“It’s not theme-y,” says menswear designer Michael Bastian of the New York City apartment he’s called home for more than two decades and now shares with husband Mike Vasquez. “And it doesn’t look done either.” Michael first toured the 650-square-foot West Village walk-up in 1995 and leased it on the spot. “They’re going to have to carry me out of here,” he says—and one can easily understand why. Centrally located in the same neighborhood as the homes of Julianne Moore and Sarah Jessica Parker, it is one of those rare rent-controlled gems so well suited to its inhabitants that it’s difficult to imagine anyone else living there. Most everything in the apartment was chosen by Michael (Mike moved in when the couple married in 2017), but given that their tastes are so similar, it’s safe to say that the overriding aesthetic is reflective of them both.

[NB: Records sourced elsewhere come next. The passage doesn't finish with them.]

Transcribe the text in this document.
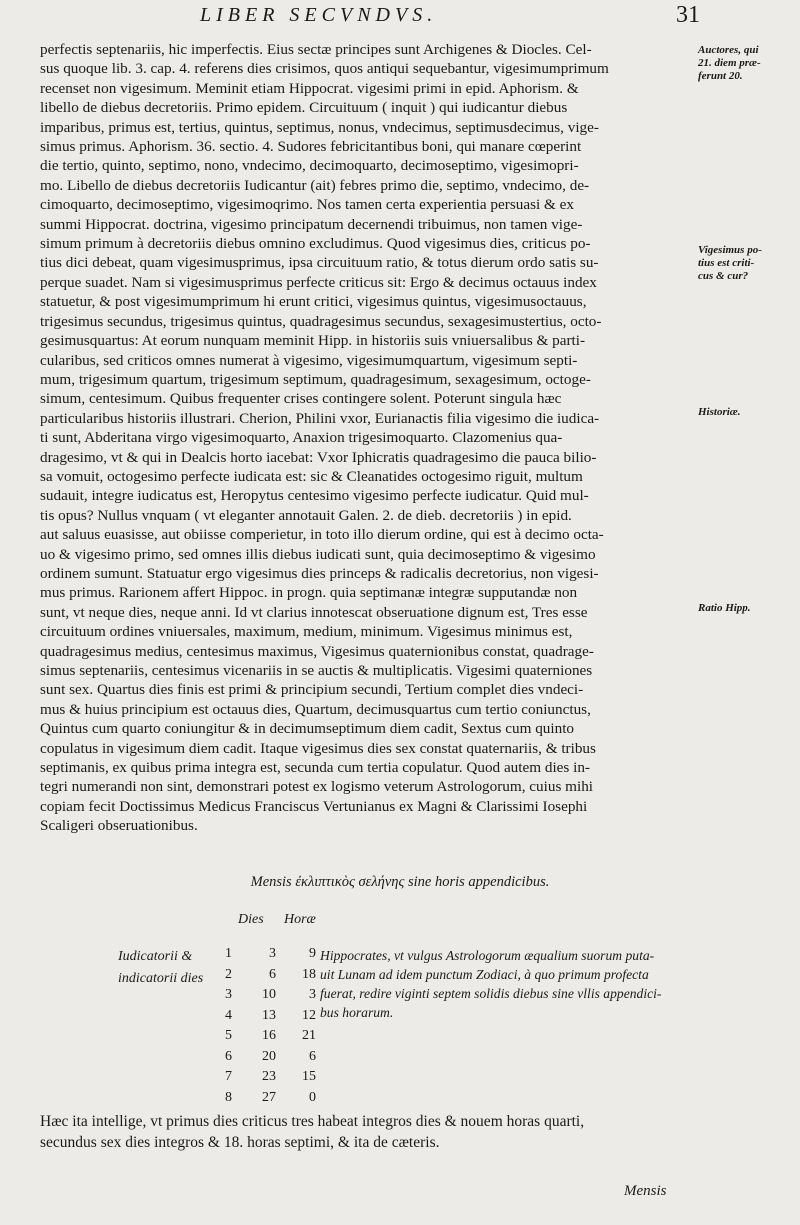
LIBER SECVNDVS.	31
perfectis septenariis, hic imperfectis. Eius sectæ principes sunt Archigenes & Diocles. Cel-
sus quoque lib. 3. cap. 4. referens dies crisimos, quos antiqui sequebantur, vigesimumprimum
recenset non vigesimum. Meminit etiam Hippocrat. vigesimi primi in epid. Aphorism. &
libello de diebus decretoriis. Primo epidem. Circuituum ( inquit ) qui iudicantur diebus
imparibus, primus est, tertius, quintus, septimus, nonus, vndecimus, septimusdecimus, vige-
simus primus. Aphorism. 36. sectio. 4. Sudores febricitantibus boni, qui manare cœperint
die tertio, quinto, septimo, nono, vndecimo, decimoquarto, decimoseptimo, vigesimopri-
mo. Libello de diebus decretoriis Iudicantur (ait) febres primo die, septimo, vndecimo, de-
cimoquarto, decimoseptimo, vigesimoqrimo. Nos tamen certa experientia persuasi & ex
summi Hippocrat. doctrina, vigesimo principatum decernendi tribuimus, non tamen vige-
simum primum à decretoriis diebus omnino excludimus. Quod vigesimus dies, criticus po-
tius dici debeat, quam vigesimusprimus, ipsa circuituum ratio, & totus dierum ordo satis su-
perque suadet. Nam si vigesimusprimus perfecte criticus sit: Ergo & decimus octauus index
statuetur, & post vigesimumprimum hi erunt critici, vigesimus quintus, vigesimusoctauus,
trigesimus secundus, trigesimus quintus, quadragesimus secundus, sexagesimustertius, octo-
gesimusquartus: At eorum nunquam meminit Hipp. in historiis suis vniuersalibus & parti-
cularibus, sed criticos omnes numerat à vigesimo, vigesimumquartum, vigesimum septi-
mum, trigesimum quartum, trigesimum septimum, quadragesimum, sexagesimum, octoge-
simum, centesimum. Quibus frequenter crises contingere solent. Poterunt singula hæc
particularibus historiis illustrari. Cherion, Philini vxor, Eurianactis filia vigesimo die iudica-
ti sunt, Abderitana virgo vigesimoquarto, Anaxion trigesimoquarto. Clazomenius qua-
dragesimo, vt & qui in Dealcis horto iacebat: Vxor Iphicratis quadragesimo die pauca bilio-
sa vomuit, octogesimo perfecte iudicata est: sic & Cleanatides octogesimo riguit, multum
sudauit, integre iudicatus est, Heropytus centesimo vigesimo perfecte iudicatur. Quid mul-
tis opus? Nullus vnquam ( vt eleganter annotauit Galen. 2. de dieb. decretoriis ) in epid.
aut saluus euasisse, aut obiisse comperietur, in toto illo dierum ordine, qui est à decimo octa-
uo & vigesimo primo, sed omnes illis diebus iudicati sunt, quia decimoseptimo & vigesimo
ordinem sumunt. Statuatur ergo vigesimus dies princeps & radicalis decretorius, non vigesi-
mus primus. Rarionem affert Hippoc. in progn. quia septimanæ integræ supputandæ non
sunt, vt neque dies, neque anni. Id vt clarius innotescat obseruatione dignum est, Tres esse
circuituum ordines vniuersales, maximum, medium, minimum. Vigesimus minimus est,
quadragesimus medius, centesimus maximus, Vigesimus quaternionibus constat, quadrage-
simus septenariis, centesimus vicenariis in se auctis & multiplicatis. Vigesimi quaterniones
sunt sex. Quartus dies finis est primi & principium secundi, Tertium complet dies vndeci-
mus & huius principium est octauus dies, Quartum, decimusquartus cum tertio coniunctus,
Quintus cum quarto coniungitur & in decimumseptimum diem cadit, Sextus cum quinto
copulatus in vigesimum diem cadit. Itaque vigesimus dies sex constat quaternariis, & tribus
septimanis, ex quibus prima integra est, secunda cum tertia copulatur. Quod autem dies in-
tegri numerandi non sint, demonstrari potest ex logismo veterum Astrologorum, cuius mihi
copiam fecit Doctissimus Medicus Franciscus Vertunianus ex Magni & Clarissimi Iosephi
Scaligeri obseruationibus.
Auctores, qui
21. diem præ-
ferunt 20.
Vigesimus po-
tius est criti-
cus & cur?
Historiæ.
Ratio Hipp.
Mensis ἐκλιπτικὸς σελήνης sine horis appendicibus.
Dies Horæ
Iudicatorii &
indicatorii dies
1	3	9
2	6	18
3	10	3
4	13	12
5	16	21
6	20	6
7	23	15
8	27	0
Hippocrates, vt vulgus Astrologorum æqualium suorum puta-
uit Lunam ad idem punctum Zodiaci, à quo primum profecta
fuerat, redire viginti septem solidis diebus sine vllis appendici-
bus horarum.
Hæc ita intellige, vt primus dies criticus tres habeat integros dies & nouem horas quarti,
secundus sex dies integros & 18. horas septimi, & ita de cæteris.
Mensis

It is a gentlemanly sort of place, considered and comfortable. Art hung salon style; rich charcoal walls; antiques juxtaposed with treasures from the street: These elements come together to form a visual mix on par with the runway collections for which Michael is known. The fall-winter 2012 collection, he says, is a good comparison: Inspired by men of a bygone era (“who all the hostesses in New York kept close at hand”—think Bill Blass, Kenneth Jay Lane, and Albert Hadley), it reads as an amalgam of all things luxe and laid-back… just as Michael’s home does.
It’s not theme-y, and it doesn’t look done either. I think it’s real, in a way... it doesn’t feel like a decorator blew out of here.
It’s a little of everything that’s been smashed together in slow motion over the past 20 years.
Michael’s personal sense of style leans more eclectic than traditional. He describes the home as “a little of everything that’s been smashed together in slow motion over the past 20 years.” And though there’s something democratic about the mix as a whole, he draws the line at the mention of American style. “When people talk about American-style [clothing], they think it’s either preppy or it’s street, with nothing in between,” he notes. “It’s kind of the same with interiors—it’s either classic or it’s modern. But I don’t think any of it really falls into one clean category.”
Michael attributes his eye for arrangement to past work experience. Before starting his own label, the designer did stints at Sotheby’s, Tiffany’s, Bergdorf’s, and then Ralph Lauren, where he learned the cardinal rule of magpie style: “It should never be just one type of thing.” With a gallery wall, for example, “it should never just be painting or just photography, but a mix—that’s where the real magic is. There should be modern stuff, textiles, framed book covers all hanging together,” he says. “Just one big ol’ mix.”
This philosophy extends well beyond Michael’s own salon-style walls. Vintage rugs layered over natural sea grass, kitchen cabinets filled with mismatched plates, a bust donning puka shells and another in a masquerade mask: touches of magic styled to life.
You work around it, you kind of preserve it, and then weirdly enough you end up falling in love with it.
What’s more, this collection of things two decades in the making was built within the walls of a rental. It would be difficult for most to justify outfitting a technically temporary space to such a degree, but for Michael, these efforts make his rental feel like home. “I’m not able to make huge structural changes,” he says, so he’s figured out how to cope with the apartment’s unfixable flaws through fun with decoration. “You put up with it, you work around it, you preserve it, and then weirdly enough, you end up falling in love with it,” he explains. “It’s like loving someone not despite their flaws but because of them.”
Loving, it appears, is the operative word. Michael admits to being very much stuck in his ways by the time Mike moved in. After so many years, everything seems to have found its rightful place. The look is complete, so to speak, and isn’t likely to fall apart. Fine, but how do Michael and Mike lovingly cohabitate in a space that was furnished by one and not the other? “Through an agreement,” says Michael. “If he doesn’t like something and he can come up with a better solution than the one I’ve spent 20 years trying to figure out, I’m open.” Luckily, even after the so-called honeymoon period, Mike has yet to find something he doesn’t like.